TEIKAジャーナル

第156回「専門外のしったかぶりにご用心」(2016.2)

2016/02/29

 


  ホイクエンオチタ、ニホンシネとか、ベビーカーで国会を包囲するとか、世の中不穏なのか、前進しているのか。ともあれ人間は自分の置かれた立場から考えがちなもの。私の周囲はすっかりこどもが大きくなりはじめ、どちらかというと学生の就職を考えるため、この空前の保育士不足は、バブル期以来の保育士就職薔薇色期…ないしは、処遇改善のチャンスにも映ったりもするわけで…また、あちこちで、意見を求められる機会が増え、保育業界や子育て中の方以外にも、一緒に考えていただけるのもありがたく…しかしながら、いつも以上に急にあちこちで訊かれると少し疲れたりもする。

 

  疲れたら何をするっていったら、川にいくとか、美しい建物を見に行くとかあるのだけれど、そんなにまとまって休みことはできないときは読書。最近はちょっと休みたいときに、読むことにしている本がある。それは小川洋子先生の小説。小川洋子先生といえば『博士の愛した数式』が有名だけれど、わたしの一番のお気に入りは『象を抱いて海を泳ぐ』だ。感受性の高い、チェスの孤高の天才を描いたこの作品は、ニーズのある子どもたちの豊かな生活と支援に関ってきた人間にはたまらない一冊である。また、最近はエッセイ集『とにかく散歩いたしましょう』もお気に入り。小川先生のユニークな切り口、鋭い洞察、にもかかわらず深い慈愛に満ちた世界にうっとりとする。

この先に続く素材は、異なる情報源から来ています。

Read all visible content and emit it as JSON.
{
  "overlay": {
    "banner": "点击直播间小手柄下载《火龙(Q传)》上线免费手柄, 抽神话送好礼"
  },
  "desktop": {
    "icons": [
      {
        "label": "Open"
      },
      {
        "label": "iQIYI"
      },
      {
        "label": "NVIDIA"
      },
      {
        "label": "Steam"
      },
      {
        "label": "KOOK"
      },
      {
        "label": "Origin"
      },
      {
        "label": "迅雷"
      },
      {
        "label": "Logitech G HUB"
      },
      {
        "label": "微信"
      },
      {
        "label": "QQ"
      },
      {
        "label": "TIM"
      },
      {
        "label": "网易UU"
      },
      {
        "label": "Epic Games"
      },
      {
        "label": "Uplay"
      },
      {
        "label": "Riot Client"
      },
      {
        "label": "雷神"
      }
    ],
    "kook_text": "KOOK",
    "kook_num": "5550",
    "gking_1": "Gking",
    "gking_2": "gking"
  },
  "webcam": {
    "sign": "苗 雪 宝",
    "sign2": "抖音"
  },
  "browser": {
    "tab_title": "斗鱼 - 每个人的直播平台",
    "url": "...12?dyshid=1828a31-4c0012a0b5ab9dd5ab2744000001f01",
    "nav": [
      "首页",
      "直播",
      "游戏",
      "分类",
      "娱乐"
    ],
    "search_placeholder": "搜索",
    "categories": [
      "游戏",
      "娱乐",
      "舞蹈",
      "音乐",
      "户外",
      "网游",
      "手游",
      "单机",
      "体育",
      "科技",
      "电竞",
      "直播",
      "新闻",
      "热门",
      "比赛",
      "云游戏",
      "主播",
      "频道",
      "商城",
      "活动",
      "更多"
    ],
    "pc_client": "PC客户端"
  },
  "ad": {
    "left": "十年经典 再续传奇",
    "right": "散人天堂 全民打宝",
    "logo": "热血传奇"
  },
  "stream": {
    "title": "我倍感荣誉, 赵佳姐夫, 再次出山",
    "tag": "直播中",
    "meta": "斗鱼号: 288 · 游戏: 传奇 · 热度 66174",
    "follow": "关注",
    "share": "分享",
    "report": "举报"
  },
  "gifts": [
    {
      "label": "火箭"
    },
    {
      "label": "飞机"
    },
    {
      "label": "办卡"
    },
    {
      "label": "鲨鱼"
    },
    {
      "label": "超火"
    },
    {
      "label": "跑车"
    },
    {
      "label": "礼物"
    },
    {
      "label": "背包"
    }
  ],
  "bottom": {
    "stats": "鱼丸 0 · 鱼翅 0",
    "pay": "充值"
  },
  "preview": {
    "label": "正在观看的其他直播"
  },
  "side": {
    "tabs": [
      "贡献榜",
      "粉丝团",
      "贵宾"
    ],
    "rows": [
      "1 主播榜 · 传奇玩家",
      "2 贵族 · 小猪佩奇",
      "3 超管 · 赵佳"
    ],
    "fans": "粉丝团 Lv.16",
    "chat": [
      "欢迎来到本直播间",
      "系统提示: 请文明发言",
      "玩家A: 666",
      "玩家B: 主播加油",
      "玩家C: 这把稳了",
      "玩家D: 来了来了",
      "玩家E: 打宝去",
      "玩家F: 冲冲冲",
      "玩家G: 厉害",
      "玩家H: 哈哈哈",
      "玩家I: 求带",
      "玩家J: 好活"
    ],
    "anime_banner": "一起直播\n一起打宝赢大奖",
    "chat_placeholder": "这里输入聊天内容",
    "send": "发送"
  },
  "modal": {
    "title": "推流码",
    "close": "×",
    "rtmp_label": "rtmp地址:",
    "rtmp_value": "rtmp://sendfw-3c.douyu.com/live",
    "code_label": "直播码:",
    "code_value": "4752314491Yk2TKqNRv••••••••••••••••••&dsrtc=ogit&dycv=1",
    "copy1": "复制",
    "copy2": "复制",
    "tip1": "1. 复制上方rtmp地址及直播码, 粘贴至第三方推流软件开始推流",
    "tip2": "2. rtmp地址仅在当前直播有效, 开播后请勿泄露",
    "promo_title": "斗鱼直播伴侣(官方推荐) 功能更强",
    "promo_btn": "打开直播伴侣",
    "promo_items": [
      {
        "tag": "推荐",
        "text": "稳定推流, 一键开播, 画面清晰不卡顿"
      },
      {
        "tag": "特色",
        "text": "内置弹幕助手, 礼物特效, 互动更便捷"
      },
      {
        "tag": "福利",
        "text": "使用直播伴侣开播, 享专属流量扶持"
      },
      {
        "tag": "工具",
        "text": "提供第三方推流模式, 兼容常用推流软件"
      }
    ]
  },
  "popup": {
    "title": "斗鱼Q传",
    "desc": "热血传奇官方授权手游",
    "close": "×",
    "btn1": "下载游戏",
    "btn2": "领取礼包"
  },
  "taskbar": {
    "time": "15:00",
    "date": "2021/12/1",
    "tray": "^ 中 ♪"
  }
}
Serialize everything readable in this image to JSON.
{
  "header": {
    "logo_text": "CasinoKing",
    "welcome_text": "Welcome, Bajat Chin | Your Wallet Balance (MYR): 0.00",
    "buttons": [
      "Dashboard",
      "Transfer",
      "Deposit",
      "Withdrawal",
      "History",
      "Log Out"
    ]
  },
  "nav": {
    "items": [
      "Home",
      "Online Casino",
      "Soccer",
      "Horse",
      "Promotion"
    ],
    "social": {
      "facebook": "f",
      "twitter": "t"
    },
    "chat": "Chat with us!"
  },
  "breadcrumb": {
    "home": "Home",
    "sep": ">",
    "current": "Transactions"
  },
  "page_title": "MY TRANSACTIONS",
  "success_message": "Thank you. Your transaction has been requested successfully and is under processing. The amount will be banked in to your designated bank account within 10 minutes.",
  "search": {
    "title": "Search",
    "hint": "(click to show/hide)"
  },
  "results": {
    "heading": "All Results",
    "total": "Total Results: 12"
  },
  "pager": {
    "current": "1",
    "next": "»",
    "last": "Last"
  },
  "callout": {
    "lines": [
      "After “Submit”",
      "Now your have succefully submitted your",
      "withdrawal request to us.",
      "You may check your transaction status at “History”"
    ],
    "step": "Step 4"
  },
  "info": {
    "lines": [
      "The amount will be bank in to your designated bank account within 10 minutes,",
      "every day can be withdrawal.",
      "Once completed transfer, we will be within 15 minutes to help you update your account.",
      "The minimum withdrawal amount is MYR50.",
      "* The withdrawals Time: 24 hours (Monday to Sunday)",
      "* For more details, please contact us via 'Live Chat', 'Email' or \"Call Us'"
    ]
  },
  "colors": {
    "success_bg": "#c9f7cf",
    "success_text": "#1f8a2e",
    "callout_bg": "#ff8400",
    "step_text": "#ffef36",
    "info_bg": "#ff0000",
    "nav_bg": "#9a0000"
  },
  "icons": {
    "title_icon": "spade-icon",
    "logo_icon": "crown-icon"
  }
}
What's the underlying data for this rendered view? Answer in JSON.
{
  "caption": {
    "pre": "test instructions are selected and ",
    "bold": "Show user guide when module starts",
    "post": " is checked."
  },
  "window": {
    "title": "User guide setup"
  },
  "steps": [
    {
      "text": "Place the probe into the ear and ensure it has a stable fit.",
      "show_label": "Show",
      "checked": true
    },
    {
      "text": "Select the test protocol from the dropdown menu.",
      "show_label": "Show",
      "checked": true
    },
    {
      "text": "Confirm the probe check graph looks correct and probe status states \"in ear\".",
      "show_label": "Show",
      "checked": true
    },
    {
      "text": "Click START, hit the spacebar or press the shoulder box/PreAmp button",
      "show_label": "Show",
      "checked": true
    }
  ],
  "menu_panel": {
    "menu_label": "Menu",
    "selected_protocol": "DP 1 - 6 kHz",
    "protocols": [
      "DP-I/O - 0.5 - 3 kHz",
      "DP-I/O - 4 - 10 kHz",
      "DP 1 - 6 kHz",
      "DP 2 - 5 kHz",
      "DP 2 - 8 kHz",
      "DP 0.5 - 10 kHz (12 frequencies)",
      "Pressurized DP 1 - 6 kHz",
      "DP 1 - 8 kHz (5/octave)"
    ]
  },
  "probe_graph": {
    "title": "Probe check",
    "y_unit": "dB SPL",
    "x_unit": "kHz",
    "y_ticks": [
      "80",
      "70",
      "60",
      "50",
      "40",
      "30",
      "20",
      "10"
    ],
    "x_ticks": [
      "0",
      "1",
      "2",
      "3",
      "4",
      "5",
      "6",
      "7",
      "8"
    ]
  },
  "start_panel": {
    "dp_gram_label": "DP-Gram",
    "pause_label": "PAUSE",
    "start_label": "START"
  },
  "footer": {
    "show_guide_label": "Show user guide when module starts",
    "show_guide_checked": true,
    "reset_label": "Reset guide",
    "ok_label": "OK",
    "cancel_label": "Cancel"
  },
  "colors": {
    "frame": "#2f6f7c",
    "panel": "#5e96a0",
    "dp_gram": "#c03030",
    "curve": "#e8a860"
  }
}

  そしてマニアはすぐ、そういうお気に入りの作家の勧める本も読む。最近のそれは、なんといっても小川先生が『とにかく散歩いたしましょう』でお勧めになった、岩波科学ライブラリー『ハダカデバネズミ 女王・兵隊・ふとん係』(吉田茂人・岡ノ谷一夫著)。このハダカデバネズミというねずみはアフリカのケニアあたりにいるネズミで、名前のとおりはだかんぼうで、歯が大きい。ちょっとグロテスクなビジュアルともいえる。モグラのように地下トンネルの巣で生活している。蜂やアリのように女王デバネズミを中心にファミリーで生活をしているのだ。女王、王様(2~3匹)、兵隊、はたらきデバ(この中にはおふとん係までいる)などがいて、いろいろな役割を持って社会を構成している。その上、鳴き方がいくつもあり、女王がサボっているデバを威嚇するときはハアハアいうらしい。そして挨拶はピュイピュイという。などといって、何人かの知人にハダカデバネズミの魅力について語った。類は友を呼ぶか、けっこう興味を持つ知人が多い。ただし、最近大変申し訳ない事実に気がついた。挨拶はピュウピュウだった。ピュイピュイは…よりによって交尾の音声。やはりしったかぶりのにわかなんとかの話はある程度疑ってかかったほうがよいということかもしれない。本当にごめんなさい。

  そんなわけで専門外のまったく関係の無いハダカデバネズミに癒され、気分転換をし、また専門である、こどもの行動の問題や保育園の問題にとりつくわけである。